It was the number that launched
24,552 31,523 Diggs — most of those Diggs were directed at Digg itself. It was also a number that launched thousands of copies of itself across the Internet. What is this number? It’s a secret… or rather was a secret. It is also a “copyrighted” number that has now been “copylefted” or “copylifted” depending on your point of view. It is a number that unlocks copy protection on HD-DVDs. To the movie industry it is a number worth untold millions of dollars if people don’t know it, and one that could cost the industry untold millions of dollars if people do know it. Which they do. Now. In the millions.
Google probably won’t tell you the number. They’ve received a “cease and desist” order from the owners of the number. But Digg can tell you even though for a bit yesterday they decided they couldn’t and began to delete every page and posting on Digg that contained the number. That was the policy then:
“We’ve been notified by the owners of this intellectual property that they believe the posting of the encryption key infringes their intellectual property rights. In order to respect these rights and to comply with the law, we have removed postings of the key that have been brought to our attention.”
But live by the users, die by the users. Digg, a site whose content is created by over a million users, quickly became the focus of the Digg users who believe, in the core of their being, that “Information wants to be free.” They instantly reacted to the “policy” by flooding Digg with thousands of postings containing the number, together with cross-postings to blogs and forums by thousands. Flowing right behind this first wave was a tsunami of rage directed at Digg itself. By the mornings light, Digg founders had “heard the users” and changed course 180 degrees.
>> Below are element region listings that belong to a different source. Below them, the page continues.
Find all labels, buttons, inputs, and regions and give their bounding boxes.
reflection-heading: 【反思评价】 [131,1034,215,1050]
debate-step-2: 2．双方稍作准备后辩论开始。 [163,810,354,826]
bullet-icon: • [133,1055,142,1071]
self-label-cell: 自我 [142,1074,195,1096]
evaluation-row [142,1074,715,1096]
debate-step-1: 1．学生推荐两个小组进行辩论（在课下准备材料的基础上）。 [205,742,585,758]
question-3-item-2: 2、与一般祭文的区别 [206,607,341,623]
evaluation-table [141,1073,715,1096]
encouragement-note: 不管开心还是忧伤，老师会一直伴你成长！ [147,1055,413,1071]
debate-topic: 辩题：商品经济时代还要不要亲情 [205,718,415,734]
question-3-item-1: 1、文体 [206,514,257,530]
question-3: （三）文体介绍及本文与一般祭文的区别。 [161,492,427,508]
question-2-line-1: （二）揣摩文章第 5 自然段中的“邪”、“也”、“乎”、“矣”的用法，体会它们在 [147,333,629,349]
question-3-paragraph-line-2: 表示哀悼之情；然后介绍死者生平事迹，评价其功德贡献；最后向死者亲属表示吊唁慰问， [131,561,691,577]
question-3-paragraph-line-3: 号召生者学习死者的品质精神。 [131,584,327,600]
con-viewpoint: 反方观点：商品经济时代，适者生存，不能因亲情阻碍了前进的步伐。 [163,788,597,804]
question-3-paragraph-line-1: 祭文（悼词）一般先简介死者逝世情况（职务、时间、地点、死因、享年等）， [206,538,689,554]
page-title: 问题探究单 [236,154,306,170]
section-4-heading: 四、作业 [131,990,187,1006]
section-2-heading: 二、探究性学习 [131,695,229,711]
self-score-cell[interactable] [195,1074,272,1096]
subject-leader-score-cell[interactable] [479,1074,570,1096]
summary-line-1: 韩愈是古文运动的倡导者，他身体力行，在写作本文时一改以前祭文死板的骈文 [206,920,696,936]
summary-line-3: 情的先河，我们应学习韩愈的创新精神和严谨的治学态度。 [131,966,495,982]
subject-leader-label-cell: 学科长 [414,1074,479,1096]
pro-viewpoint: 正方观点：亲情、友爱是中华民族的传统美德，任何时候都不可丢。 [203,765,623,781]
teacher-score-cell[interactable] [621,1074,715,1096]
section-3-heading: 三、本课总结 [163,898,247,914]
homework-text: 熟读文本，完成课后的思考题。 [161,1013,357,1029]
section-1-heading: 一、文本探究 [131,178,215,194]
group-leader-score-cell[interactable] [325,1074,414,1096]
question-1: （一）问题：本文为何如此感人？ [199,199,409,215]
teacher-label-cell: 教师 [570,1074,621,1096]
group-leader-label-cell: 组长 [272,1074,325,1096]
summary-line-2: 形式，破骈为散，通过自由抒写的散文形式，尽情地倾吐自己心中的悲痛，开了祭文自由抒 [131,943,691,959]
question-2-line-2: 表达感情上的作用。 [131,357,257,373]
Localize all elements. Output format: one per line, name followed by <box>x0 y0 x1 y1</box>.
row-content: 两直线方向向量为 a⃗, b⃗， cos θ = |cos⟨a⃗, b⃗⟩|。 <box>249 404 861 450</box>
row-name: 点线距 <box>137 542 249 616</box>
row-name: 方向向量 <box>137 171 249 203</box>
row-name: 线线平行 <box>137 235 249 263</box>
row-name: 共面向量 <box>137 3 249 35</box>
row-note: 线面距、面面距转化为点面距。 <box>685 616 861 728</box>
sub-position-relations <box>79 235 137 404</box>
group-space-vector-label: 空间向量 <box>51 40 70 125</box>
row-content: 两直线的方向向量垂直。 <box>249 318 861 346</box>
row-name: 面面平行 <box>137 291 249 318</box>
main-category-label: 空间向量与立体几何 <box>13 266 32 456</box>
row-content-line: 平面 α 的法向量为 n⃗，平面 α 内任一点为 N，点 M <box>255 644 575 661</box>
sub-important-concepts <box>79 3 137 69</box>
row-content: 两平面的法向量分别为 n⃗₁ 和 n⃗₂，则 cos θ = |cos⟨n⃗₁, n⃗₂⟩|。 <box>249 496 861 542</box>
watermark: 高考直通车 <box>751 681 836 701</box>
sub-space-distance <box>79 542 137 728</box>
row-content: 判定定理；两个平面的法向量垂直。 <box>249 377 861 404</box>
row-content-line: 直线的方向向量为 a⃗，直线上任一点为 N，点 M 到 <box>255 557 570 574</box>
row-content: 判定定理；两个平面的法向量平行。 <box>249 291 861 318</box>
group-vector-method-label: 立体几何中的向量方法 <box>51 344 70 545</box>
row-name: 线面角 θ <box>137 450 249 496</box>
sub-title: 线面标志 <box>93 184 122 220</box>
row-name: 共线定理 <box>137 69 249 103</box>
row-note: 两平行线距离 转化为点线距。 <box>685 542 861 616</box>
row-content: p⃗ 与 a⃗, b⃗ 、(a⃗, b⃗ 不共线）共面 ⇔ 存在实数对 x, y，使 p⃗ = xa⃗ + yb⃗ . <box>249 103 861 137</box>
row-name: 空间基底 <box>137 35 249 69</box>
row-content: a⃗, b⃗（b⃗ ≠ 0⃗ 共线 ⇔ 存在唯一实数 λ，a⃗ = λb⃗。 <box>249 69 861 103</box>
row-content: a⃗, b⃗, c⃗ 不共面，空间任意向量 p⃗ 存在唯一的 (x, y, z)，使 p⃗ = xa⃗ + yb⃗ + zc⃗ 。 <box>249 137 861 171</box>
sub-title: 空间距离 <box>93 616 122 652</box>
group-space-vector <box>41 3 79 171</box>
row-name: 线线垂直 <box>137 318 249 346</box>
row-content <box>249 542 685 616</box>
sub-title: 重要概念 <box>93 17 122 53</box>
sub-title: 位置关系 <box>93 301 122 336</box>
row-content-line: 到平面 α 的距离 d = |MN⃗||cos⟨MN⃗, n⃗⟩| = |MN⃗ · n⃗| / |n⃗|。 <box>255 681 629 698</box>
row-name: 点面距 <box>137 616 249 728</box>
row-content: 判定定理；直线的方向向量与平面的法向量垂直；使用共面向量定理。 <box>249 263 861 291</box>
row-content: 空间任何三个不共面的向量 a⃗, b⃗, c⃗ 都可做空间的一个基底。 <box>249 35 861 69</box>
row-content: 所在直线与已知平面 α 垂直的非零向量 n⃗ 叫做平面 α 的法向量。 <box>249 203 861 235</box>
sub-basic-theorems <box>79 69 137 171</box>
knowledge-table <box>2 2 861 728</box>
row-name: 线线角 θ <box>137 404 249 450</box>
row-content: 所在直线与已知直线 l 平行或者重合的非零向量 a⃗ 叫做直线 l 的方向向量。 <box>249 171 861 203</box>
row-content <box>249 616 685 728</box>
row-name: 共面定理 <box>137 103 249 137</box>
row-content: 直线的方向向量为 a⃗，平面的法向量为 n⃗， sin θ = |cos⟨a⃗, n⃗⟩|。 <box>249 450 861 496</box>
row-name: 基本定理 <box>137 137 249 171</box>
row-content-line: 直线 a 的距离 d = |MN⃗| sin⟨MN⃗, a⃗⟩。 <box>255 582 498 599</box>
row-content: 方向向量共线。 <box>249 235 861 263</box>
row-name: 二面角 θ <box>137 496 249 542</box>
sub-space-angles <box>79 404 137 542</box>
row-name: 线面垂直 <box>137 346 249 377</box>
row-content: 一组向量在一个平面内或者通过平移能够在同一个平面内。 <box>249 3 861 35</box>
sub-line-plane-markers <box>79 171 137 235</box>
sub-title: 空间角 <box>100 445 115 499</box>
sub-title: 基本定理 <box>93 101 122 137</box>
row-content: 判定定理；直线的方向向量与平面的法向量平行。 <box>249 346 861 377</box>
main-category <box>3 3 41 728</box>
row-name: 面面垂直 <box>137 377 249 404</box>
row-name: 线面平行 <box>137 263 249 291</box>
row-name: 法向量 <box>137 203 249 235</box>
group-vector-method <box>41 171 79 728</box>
In a pure Hail Mary play they decided to go all in on the side of the users:
“We had to make a call, and in our desire to avoid a scenario where Digg would be interrupted or shut down, we decided to comply and remove the stories with the code,” according to the posting. “…You’ve made it clear. You’d rather see Digg go down fighting than bow down to a bigger company. We hear you, and effective immediately we won’t delete stories or comments containing the code and will deal with whatever the consequences might be. If we lose, then what the hell, at least we died trying.”
Digg may indeed die from this decision since the large media companies like to make examples of people and companies that thwart their will — although it usually doesn’t involve companies that can ship bits by the tanker load like Digg and the online behemoth Google. Still, once the lawyers start their billing clocks the only limit is the depth of pockets on all sides of the argument. Digg seems to feel that it has to placate the users who “made it clear.”
But just who is the you that “has made it clear?” Charles Johnson calls it bowing to the mob, ” a virtual lynch mob,” and he has reason to know about the Digg mob. Allah at Hot Air pronounced it a riot as in “laff riot.” The action has created one of the largest Blogpiles even seen on Techmeme as hundreds of blogs weighed in. Other sites and voices call what happened “an example of 21st century digital revolt.” But is it?
Not at all. One of the constants of the Internet since the Stone Ages when hypertext standards were but a gleam in Tim Berners-Lee eye, is the conflict between the “Information wants to be free” crowd and the “Yes, but people need to get paid” set has been a staple on the Net. (Think “Discussions about what ‘fair use’ really means.”)
Both then and now the nature of the living Web is that everything scrolls off. Because of this, everything is repeated.
An Internet Stone Age parallel to today’s “sekrit” number kerfuffle was first seen on a massive scale in the “Scientology versus the Internet” Usenet wars of the early 1990s. In this long running flare up, the publication of “secret internal documents of the ‘Church’ of Scientology” were promulgated across the internet via the Usenet group alt.religion.scientology by one Dennis Erlich, a disaffected one-time high ranking member of Scientology.
Because the posting of these documents placed Scientology in an unfavorable light and revealed “trade secrets,” the group moved to expunge the both documents and the newsgroup. Scientology used a host of methods, legal and spam based, to try and stop these documents from being available at all. But the ubergeeks of the newsgroups answered them with mirror sites, document files held on servers in foreign countries, and a “make my day” attitude. The result was that many millions more people grabbed and read the documents exposing the “secrets” of Scientology than ever would have if Scientology has just let sleeping newsgroups be.
Today’s “sekrit number” case is a close parallel. You may not care about defeating a copy-protection scheme on your HD-DVD. You may not even know how to begin. But if somebody tells you a number is a closely guarded secret that is now being widely told, you might just be curious enough to look and save a copy of the number to your hard drive. Just in case.
What is that number again? We forget, but you can find out if you really want to Digg it.
[Pssst…. Be careful with that click. It leads to a Digg post with over 1,300 comments and could take a looooooooong time to load.]